Bitcoin (BTC) may have captured headlines after reportedly trading above $126,000 in October, but a closer look suggests the milestone might not be as historic as it appears. According to Alex Thorn, global head of research at Galaxy Digital, bitcoin’s real value — when adjusted for inflation — never actually crossed the $100,000 threshold.
In a recent post on X, Thorn explained that when bitcoin’s price is recalculated using 2020 dollars, its inflation-adjusted peak topped out at $99,848. This distinction highlights the important difference between nominal price and real price. The nominal price reflects bitcoin’s value at the time in current dollars, while the real price accounts for inflation, offering a clearer picture of its true purchasing power over time.
Thorn chose early 2020 as the reference point because it marked the period just before the U.S. Federal Reserve launched unprecedented monetary stimulus in response to the Covid-19 pandemic. Since then, inflation has significantly eroded the value of the dollar, meaning that headline bitcoin prices can appear more impressive without necessarily delivering the same real economic impact.
This inflation-adjusted analysis offers ammunition for both bitcoin bulls and bears. Optimistic investors may argue that bitcoin’s rally from the 2022 market lows looks less overheated when viewed in real terms. From that perspective, the move toward a nominal high near $126,000 could indicate that the bull cycle still has room to run, with less speculative excess than critics assume.

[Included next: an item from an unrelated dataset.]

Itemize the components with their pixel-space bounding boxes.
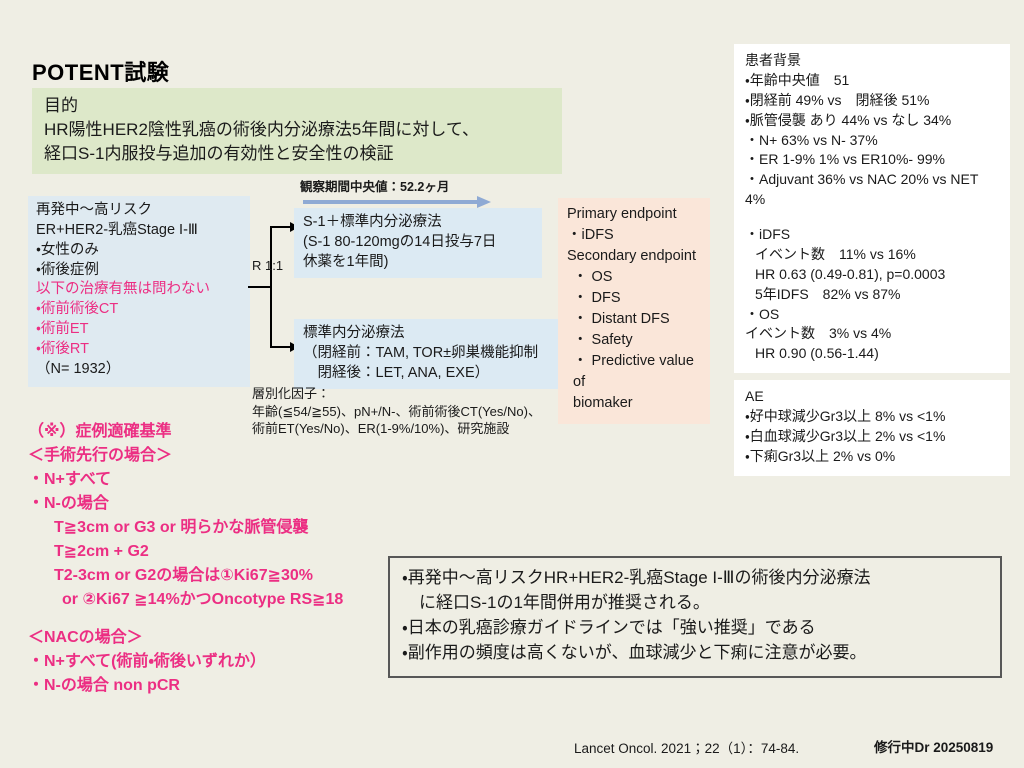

Skeptics, however, may see the data as evidence that bitcoin has fallen short of its reputation as a reliable hedge against inflation and aggressive money printing. If bitcoin struggles to outperform inflation on a real basis, critics argue that traditional stores of value like gold deserve renewed attention. Even so, gold’s own long-term inflation-adjusted performance has been inconsistent, despite its recent strong rally.
Ultimately, Thorn’s analysis underscores the importance of looking beyond headline prices when evaluating bitcoin’s performance. For investors, understanding inflation-adjusted returns may be just as critical as tracking new nominal highs, especially in an era defined by persistent inflation and shifting monetary policy.